Video Transcript
Welcome to the second section in this habit series.
One of the takeaways from the first section was about the complexity of habits themselves. As there are many different aspects, I’ll be speaking to some of them over the course of this series. The order isn’t representative of relative importance. Rather I’ll be presenting them in a way that I hope is helpful to open up our ideas around habits and support you in greater recognition of your own habits and capacity to cultivate the ones that you want with awareness and tools.
As I spoke to in the first section, as humans, we are essentially patterns of movement - movement that is physical, emotional, physiological and cognitive. As 20th century philosopher and psychologist William James put it, we are “bundles of habits.” Something that increases the complexity of our habitual movement patterns as humans is our capacity to not only just pay attention to and think about what's happening right here and right now -which is generally how most animals live - but to have this cognitive capacity to travel to times and places that are not just in this present moment. The capacity to think and imagine other times and places, this internal cognitive movement (that neuroscientist Rodolfo Llinás has termed our “evolutionary internalisation of movement”), adds a layer of complexity to our wide range of movement patterns. This capacity is also what has allowed us as humans to create much of what we’ve been able to. Being able to understand the past and plan for the future is a really unique cognitive capacity. It also means the interplay of movements becomes even more complex: not only do we have our physical and emotional movements that are in connection to what's happening right here and right now but we also have those that are connected to what has happened, what is going to happen, and anything else we imagine.

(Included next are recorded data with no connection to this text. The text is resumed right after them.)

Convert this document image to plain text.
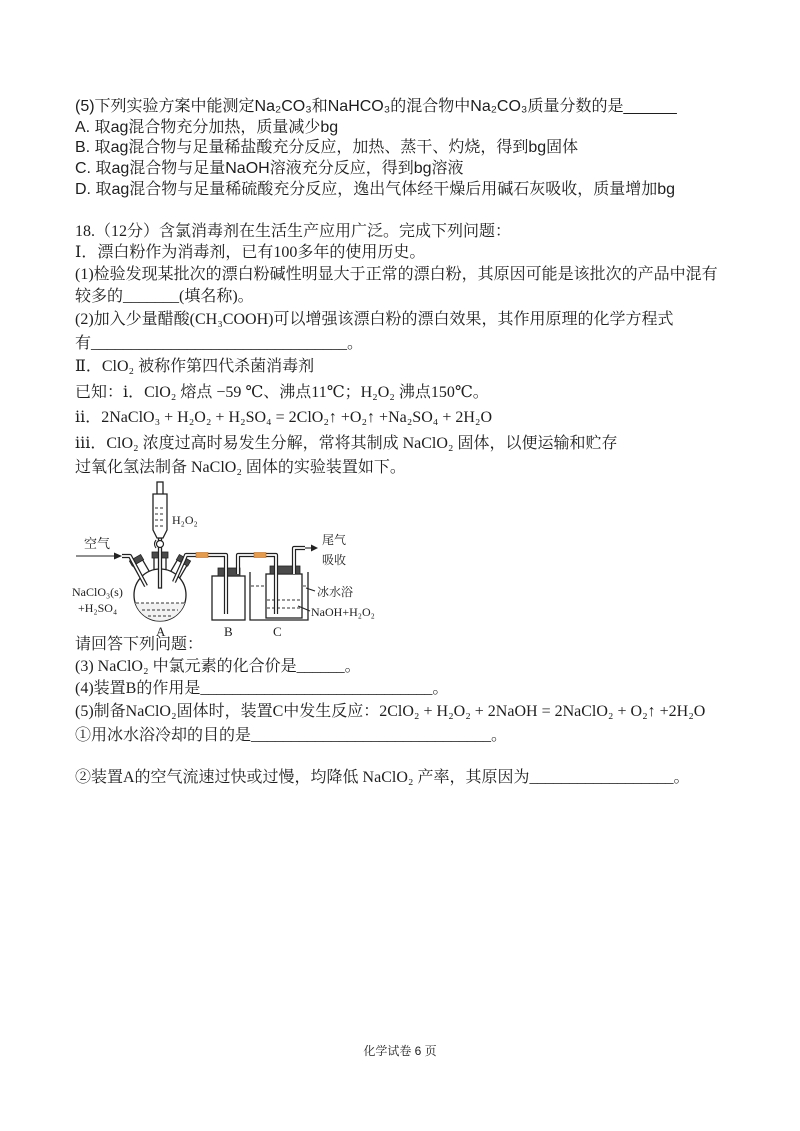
(5)下列实验方案中能测定Na₂CO₃和NaHCO₃的混合物中Na₂CO₃质量分数的是______
A. 取ag混合物充分加热，质量减少bg
B. 取ag混合物与足量稀盐酸充分反应，加热、蒸干、灼烧，得到bg固体
C. 取ag混合物与足量NaOH溶液充分反应，得到bg溶液
D. 取ag混合物与足量稀硫酸充分反应，逸出气体经干燥后用碱石灰吸收，质量增加bg
18.（12分）含氯消毒剂在生活生产应用广泛。完成下列问题：
Ⅰ．漂白粉作为消毒剂，已有100多年的使用历史。
(1)检验发现某批次的漂白粉碱性明显大于正常的漂白粉，其原因可能是该批次的产品中混有
较多的_______(填名称)。
(2)加入少量醋酸(CH₃COOH)可以增强该漂白粉的漂白效果，其作用原理的化学方程式
有________________________________。
Ⅱ．ClO₂ 被称作第四代杀菌消毒剂
已知：ⅰ．ClO₂ 熔点 −59 ℃、沸点11℃；H₂O₂ 沸点150℃。
ⅱ．2NaClO₃ + H₂O₂ + H₂SO₄ = 2ClO₂↑ +O₂↑ +Na₂SO₄ + 2H₂O
ⅲ．ClO₂ 浓度过高时易发生分解，常将其制成 NaClO₂ 固体，以便运输和贮存
过氧化氢法制备 NaClO₂ 固体的实验装置如下。
空气
H₂O₂
尾气
吸收
冰水浴
NaOH+H₂O₂
NaClO₃(s)
+H₂SO₄
A	B	C
请回答下列问题：
(3) NaClO₂ 中氯元素的化合价是______。
(4)装置B的作用是_____________________________。
(5)制备NaClO₂固体时，装置C中发生反应：2ClO₂ + H₂O₂ + 2NaOH = 2NaClO₂ + O₂↑ +2H₂O
①用冰水浴冷却的目的是______________________________。
②装置A的空气流速过快或过慢，均降低 NaClO₂ 产率，其原因为__________________。
化学试卷 6 页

The focus of this section is on this notion of attention. As Gay Watson (author of ‘Attention: Beyond Mindfulness’) writes: “Attention is at the heart of everything we do and think yet it is usually invisible, transparent, lost behind our fixation with content.” Similar to the physical movements and the patterns of movements that we've created and reinforced through repetition (such as how we walk, dress, feed ourselves, etc.), our mental movements also become patterned and generally out of our awareness. Watson points out that our processes of attention are both voluntary and involuntary. Just with other habitual movements, our mental patterns are the product of many factors, starting when we were in utero and include what we've needed to pay attention to for our survival, what we've been taught or modeled, etc.
The fact that you're reading this indicates you likely do spend at least some time attending to what you're attending to. Attention itself is a practice. Neuroscience has revealed our brain's neuroplasticity, meaning the patterns of movement in our brains (the pathways and structures of our neurons firing) is something that is that is created and transformed by experience and by practice. And although neuroscience can give us more understanding about the nature of habits and cognitive movements, it can't really provide the full picture of our experience as humans, which is far more complex.
The ability to be aware of where our attention is is a skill that can be learned and practiced. Attention is what we're present to.
I'm curious what are you paying attention to right now.
Take a moment now to notice what you’re attending to. Is it what you’re reading? Or something else? Does it shift?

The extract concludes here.